There is some visible progress. ZCash is making apparent breakthroughs in important, foundational cryptographic research. Tezos continues to upgrade its governance algorithms — modify its code constitution, basically — successfully.

On the application layer, I’m interested in Vault12, which uses “friends and family to safeguard crypto assets” — basically, instead of entrusting the secret keys which control your cryptocurrencies to a third party like an exchange, something not particularly different from traditional banking, you protect them among people you trust, so that some number of them can collaborate with you to recover your keys if they’re lost, using a cryptographic protocol known as Shamir’s Secret Sharing. Luminaries such as Vitalik Buterin and Christopher Allen have argued for “social key recovery” for some time, and it’s interesting to see it offered by a slick new Valley startup.

But a lot of what’s happening is more fundamental, in search of the ability to support many more transactions than today’s blockchains. The entire foundation of today’s second-leading cryptocurrency, Ethereum, is being torn apart and replaced wholesale, in search of “Ethereum 2.0.” Bitcoin remains much more stable and conservative, but a whole new story is being added to its foundations, the Lightning Network. Both make me uneasy. A fundamental rewrite is always worrying. Lightning may scale, but it is if anything even more user-hostile than Bitcoin, basically the cryptocurrency equivalent of a hard-to-use prepaid credit card. Still, the permissionless equivalent of prepaid credit cards would be good for the unbanked that everyone’s clearly so worried about, right?

I’m also uneasy because almost all blockchain scaling solutions — Lightning, sharding, Plasma, optimistic rollup, etc. — turn fundamental blockchain security from something relatively passive (check the hashes and use the chain with the most computational power) to something active (“watchtowers,” “fraud proofs.”) This seems to me to increase the security attack surface a lot.

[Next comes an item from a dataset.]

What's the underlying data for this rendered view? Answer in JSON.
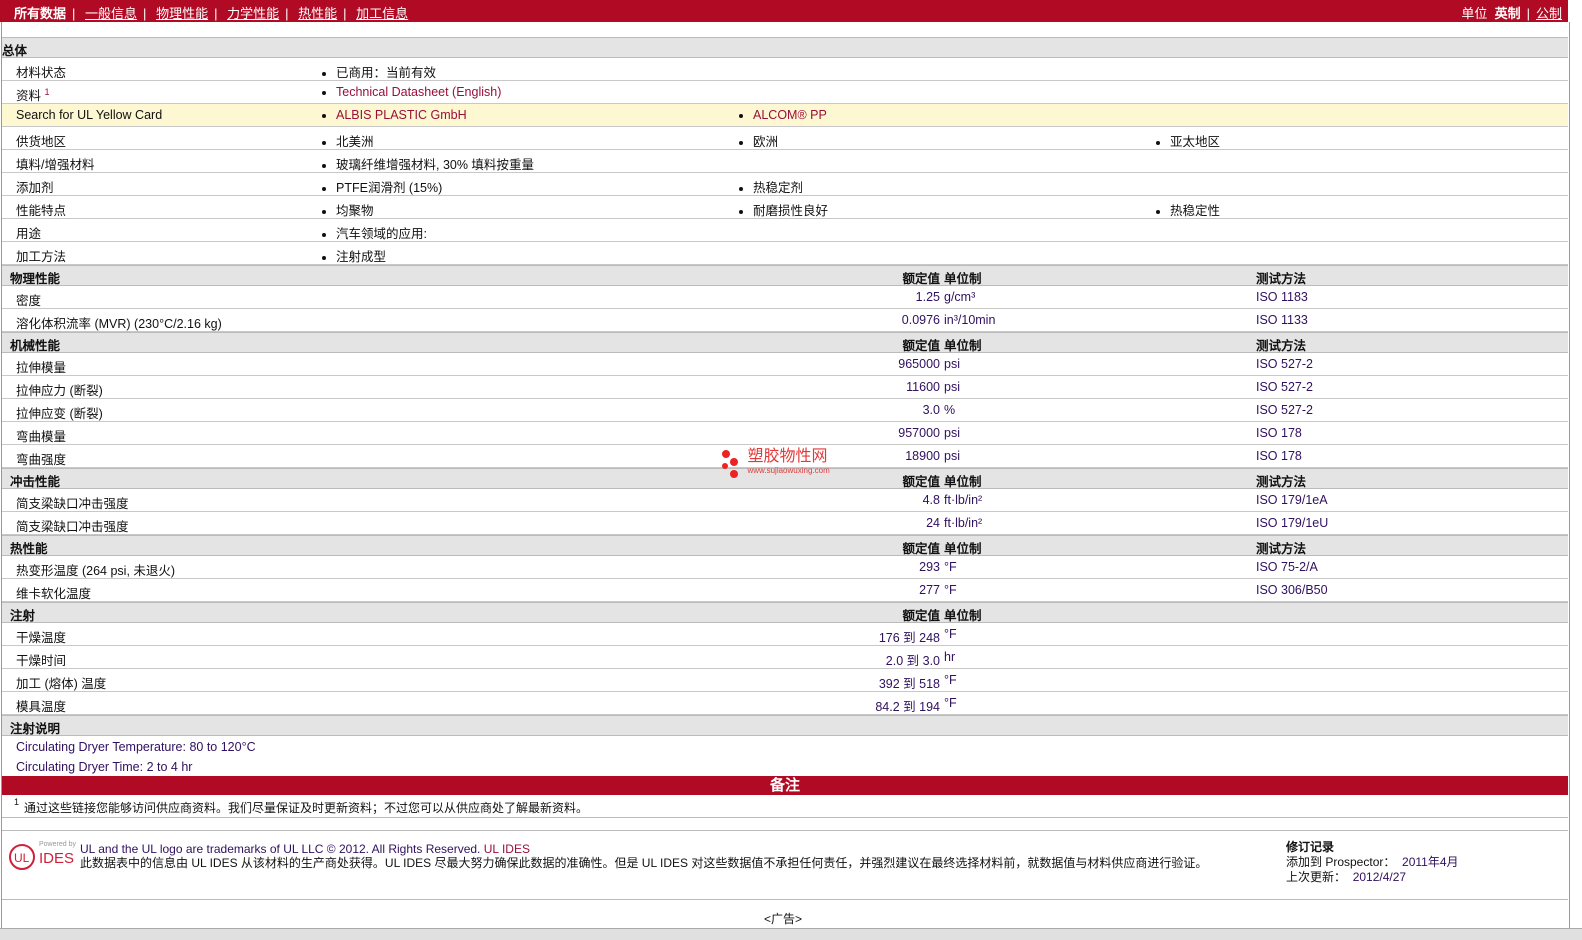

All these issues may yet be solved. Sure. But at the same time, it feels like dissonance between the attitude inside the crypto bubble and that of mundanes may never have been greater. Meanwhile, the dark spectre of Tether hangs over the entire industry. OK, circumstantial evidence is inadmissible for good reason … but there sure is a lot of it.

I’ve argued before that “ongoing associations with a cloud of crazy scandal and hangers-on snake-oil salespeople — all of which would be catastrophic signs for, say, a traditional new startup — can actually be indicators of the strength, not weakness” of the cryptocurrency movement …

…but at some point, your religion — or “brain virus,” as Naval Ravikant once called cryptocurrencies — has to begin to appeal to people who do not actually live on your compound, or else you are going to remain a cult and wither away. When is that going to happen? Is that going to happen? The answer remains no clearer than it was five years ago.